Love Means Holding On, Letting Go

The Overseer

As a father of daughters, Tom saw his share of young male suitors. On weekends he’d gather clues about the boy du jour. He’d observe the young man’s arrival in the driveway, his walk to the front door (no swaggering!) and the “character” of his eye contact—direct, evasive or shifty. Once the young man was allowed in the door, Tom’s demeanor would gradually evolve from friendly greeting to subtle inquisition. His daughter would smile at her gentleman caller, roll her eyes at Mom and, gently pushing the young man out the door, turn back and shoot visual daggers at Dad. Eventually Tom was relegated to the TV room where he vaguely heard Mom’s greeting and wondered if she was conducting a proper grilling and inspection.

The Protector

The fathers we’ve talked to all have those protective feelings for their daughters. What kind of boy is this? What are his intentions? Will I ever see my daughter again!

You’ve been caring for this precious creature since birth. You love her indescribably, in spite of the aggravations she (and probably you, too!) have caused. It’s only natural to be protective.

But when your daughter becomes a teen and starts dating, there is one pain you cannot spare her – a broken heart. That sad, rejected, ache-inducing look on your daughter’s face when she says, “We broke up,” “He lied to me,” “I don’t want to talk about it.”

The Shoulder to Lean On

Avoid a reaction. She will probably not want to talk to you about it when it happens. Your gut instinct to put a dent in the guy’s skull will certainly not make her any more likely to share her story. The best you can do is probably to say, “I’m so sorry.”

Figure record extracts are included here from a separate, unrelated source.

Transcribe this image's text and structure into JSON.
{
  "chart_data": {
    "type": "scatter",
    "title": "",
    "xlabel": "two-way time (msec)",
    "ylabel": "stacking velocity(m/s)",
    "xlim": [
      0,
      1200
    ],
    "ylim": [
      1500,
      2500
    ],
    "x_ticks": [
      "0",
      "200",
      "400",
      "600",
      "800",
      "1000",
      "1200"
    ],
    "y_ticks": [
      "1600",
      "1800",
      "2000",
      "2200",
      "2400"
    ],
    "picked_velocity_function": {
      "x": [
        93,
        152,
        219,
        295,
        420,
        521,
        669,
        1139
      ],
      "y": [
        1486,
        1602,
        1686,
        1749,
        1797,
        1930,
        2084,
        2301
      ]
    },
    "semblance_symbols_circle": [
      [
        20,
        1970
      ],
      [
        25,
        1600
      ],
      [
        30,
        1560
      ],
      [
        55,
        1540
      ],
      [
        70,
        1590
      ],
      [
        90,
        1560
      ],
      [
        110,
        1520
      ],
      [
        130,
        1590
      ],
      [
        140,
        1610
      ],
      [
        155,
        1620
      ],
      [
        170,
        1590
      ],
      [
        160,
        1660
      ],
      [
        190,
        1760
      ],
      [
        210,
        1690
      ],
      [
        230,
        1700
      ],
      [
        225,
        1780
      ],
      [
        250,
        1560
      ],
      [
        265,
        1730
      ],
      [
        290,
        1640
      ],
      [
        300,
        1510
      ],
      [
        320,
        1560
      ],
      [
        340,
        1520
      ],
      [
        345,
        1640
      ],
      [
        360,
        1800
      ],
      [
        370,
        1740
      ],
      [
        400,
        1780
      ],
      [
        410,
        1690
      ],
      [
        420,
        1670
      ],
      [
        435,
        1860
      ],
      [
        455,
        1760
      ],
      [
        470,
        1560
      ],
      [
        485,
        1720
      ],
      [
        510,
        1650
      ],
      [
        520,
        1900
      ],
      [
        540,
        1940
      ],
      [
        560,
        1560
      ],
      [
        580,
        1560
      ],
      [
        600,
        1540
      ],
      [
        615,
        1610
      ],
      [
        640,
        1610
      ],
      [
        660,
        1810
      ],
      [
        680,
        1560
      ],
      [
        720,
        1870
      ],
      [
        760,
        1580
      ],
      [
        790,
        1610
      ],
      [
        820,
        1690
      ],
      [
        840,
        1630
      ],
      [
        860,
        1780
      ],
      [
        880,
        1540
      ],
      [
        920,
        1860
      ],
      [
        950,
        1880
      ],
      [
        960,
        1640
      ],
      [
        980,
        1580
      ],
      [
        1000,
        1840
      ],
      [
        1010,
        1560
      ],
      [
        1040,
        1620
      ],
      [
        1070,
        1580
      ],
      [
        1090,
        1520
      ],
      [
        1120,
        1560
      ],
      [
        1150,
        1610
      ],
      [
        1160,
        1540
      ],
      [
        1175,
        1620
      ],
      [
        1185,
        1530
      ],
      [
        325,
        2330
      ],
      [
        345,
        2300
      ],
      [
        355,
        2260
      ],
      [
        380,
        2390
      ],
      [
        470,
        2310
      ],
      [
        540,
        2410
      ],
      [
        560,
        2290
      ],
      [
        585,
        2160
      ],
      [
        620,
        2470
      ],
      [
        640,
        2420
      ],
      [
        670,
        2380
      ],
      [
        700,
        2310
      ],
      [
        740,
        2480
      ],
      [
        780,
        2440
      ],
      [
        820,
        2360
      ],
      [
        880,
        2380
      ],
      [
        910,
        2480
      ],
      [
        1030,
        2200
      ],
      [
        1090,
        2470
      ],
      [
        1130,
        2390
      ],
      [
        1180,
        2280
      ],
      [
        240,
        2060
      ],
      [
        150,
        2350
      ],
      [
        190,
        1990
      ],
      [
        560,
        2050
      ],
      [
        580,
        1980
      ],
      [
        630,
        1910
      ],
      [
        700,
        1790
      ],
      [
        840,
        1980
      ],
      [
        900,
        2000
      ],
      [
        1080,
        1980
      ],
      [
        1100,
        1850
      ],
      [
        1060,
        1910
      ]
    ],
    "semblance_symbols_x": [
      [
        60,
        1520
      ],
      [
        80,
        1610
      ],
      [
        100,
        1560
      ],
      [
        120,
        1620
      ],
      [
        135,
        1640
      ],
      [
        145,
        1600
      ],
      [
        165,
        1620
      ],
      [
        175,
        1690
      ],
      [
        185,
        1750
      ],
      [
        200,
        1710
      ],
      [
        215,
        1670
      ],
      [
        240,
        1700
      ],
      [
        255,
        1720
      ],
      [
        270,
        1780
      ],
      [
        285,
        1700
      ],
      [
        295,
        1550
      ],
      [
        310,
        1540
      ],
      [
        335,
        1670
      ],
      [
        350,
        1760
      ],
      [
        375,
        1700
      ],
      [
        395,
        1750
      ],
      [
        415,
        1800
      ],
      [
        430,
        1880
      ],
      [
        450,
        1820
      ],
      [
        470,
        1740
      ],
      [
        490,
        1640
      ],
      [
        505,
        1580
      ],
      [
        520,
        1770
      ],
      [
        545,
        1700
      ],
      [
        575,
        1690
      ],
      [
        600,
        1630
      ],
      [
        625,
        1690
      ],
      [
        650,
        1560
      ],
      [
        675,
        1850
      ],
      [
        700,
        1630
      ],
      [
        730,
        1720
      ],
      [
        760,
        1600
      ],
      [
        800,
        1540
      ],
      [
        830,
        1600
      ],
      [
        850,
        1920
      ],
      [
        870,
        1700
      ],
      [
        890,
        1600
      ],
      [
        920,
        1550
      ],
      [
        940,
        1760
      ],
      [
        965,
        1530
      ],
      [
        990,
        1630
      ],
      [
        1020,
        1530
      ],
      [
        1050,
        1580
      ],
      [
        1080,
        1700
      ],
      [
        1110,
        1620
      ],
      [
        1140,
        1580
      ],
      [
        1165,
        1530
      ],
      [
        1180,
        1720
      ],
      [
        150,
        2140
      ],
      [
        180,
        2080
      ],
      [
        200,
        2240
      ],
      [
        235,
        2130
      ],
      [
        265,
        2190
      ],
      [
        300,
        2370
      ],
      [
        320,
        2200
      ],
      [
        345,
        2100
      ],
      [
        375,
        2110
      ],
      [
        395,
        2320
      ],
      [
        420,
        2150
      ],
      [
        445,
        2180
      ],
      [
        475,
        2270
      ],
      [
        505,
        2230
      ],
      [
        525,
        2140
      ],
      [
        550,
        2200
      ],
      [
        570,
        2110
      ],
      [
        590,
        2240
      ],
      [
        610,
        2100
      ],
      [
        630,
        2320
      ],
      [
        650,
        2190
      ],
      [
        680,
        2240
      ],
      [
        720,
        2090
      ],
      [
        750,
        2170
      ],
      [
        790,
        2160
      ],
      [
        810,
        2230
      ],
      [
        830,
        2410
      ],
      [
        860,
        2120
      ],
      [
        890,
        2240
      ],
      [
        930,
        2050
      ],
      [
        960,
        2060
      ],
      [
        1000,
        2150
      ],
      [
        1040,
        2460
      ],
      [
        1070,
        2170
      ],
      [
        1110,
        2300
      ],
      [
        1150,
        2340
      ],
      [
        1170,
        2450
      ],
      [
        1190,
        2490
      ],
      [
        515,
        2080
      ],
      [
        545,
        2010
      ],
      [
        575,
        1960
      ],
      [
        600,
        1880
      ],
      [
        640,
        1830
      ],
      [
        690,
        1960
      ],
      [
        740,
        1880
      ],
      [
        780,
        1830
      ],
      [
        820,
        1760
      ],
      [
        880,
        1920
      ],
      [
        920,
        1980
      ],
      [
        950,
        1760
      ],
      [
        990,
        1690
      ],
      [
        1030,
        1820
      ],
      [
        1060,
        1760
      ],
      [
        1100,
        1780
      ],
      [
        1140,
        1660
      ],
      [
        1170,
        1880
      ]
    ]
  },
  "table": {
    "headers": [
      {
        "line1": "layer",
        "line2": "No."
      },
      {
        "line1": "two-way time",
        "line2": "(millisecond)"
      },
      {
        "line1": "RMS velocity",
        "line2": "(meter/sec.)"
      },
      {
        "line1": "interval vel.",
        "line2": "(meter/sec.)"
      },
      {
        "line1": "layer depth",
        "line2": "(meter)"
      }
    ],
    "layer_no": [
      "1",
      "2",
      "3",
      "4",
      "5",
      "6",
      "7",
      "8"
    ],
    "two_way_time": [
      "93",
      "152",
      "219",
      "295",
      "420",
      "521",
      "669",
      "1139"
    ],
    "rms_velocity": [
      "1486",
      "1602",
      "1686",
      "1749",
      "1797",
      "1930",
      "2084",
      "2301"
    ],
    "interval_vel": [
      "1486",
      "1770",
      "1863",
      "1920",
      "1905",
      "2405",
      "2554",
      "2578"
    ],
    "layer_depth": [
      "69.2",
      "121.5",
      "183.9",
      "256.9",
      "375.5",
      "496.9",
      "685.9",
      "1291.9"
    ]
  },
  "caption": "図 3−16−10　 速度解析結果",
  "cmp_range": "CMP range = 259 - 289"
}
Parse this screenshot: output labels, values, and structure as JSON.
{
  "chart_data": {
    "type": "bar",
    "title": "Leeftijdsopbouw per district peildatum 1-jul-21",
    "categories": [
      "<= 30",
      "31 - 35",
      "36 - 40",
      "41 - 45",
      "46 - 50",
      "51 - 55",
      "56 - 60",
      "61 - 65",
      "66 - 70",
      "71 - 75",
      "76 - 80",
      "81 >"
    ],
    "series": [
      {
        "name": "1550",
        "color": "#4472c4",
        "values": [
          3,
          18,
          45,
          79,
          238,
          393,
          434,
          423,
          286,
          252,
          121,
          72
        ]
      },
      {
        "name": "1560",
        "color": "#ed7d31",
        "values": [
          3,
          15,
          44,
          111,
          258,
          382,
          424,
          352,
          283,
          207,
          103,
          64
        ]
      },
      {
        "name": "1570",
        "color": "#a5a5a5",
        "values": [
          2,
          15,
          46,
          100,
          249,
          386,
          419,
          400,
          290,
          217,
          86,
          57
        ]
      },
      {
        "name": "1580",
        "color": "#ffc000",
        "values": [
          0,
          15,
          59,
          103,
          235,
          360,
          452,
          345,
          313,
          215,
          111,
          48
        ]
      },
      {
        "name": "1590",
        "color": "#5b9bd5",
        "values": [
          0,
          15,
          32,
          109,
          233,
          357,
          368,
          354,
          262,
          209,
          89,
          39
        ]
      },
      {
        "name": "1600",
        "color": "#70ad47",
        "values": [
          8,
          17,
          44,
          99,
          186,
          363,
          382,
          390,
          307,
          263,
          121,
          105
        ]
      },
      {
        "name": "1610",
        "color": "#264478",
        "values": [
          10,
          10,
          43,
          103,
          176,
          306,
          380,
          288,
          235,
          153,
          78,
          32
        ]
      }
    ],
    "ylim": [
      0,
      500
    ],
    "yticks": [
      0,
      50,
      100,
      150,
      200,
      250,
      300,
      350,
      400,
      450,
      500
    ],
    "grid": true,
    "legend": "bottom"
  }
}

Be patient. She may mention something about the incident, the relationship or the feeling. Listen for this and be supportive. Don’t pry.

Let her share. If she decides to share her pain, let her do it in her own way. Don’t control it. She needs to deal with this personal pain so that she can come to terms with it. Don’t give advice or try to change her mood or gloss over the loss.

Be available. Make sure she doesn’t spiral downward too far. Be aware of her mood and keep in touch. Your interaction need have nothing to do with the loss, but it has everything to do with remaining available and being aware. She needs to feel loved to overcome the feelings of rejection and hurt. Share with her a time when you felt profoundly hurt, rejected or left out.

This is one event we can’t fix, Dad, but we can help our child heal. Patience, openness and understanding may be a bit unfamiliar but are in our child’s best interest.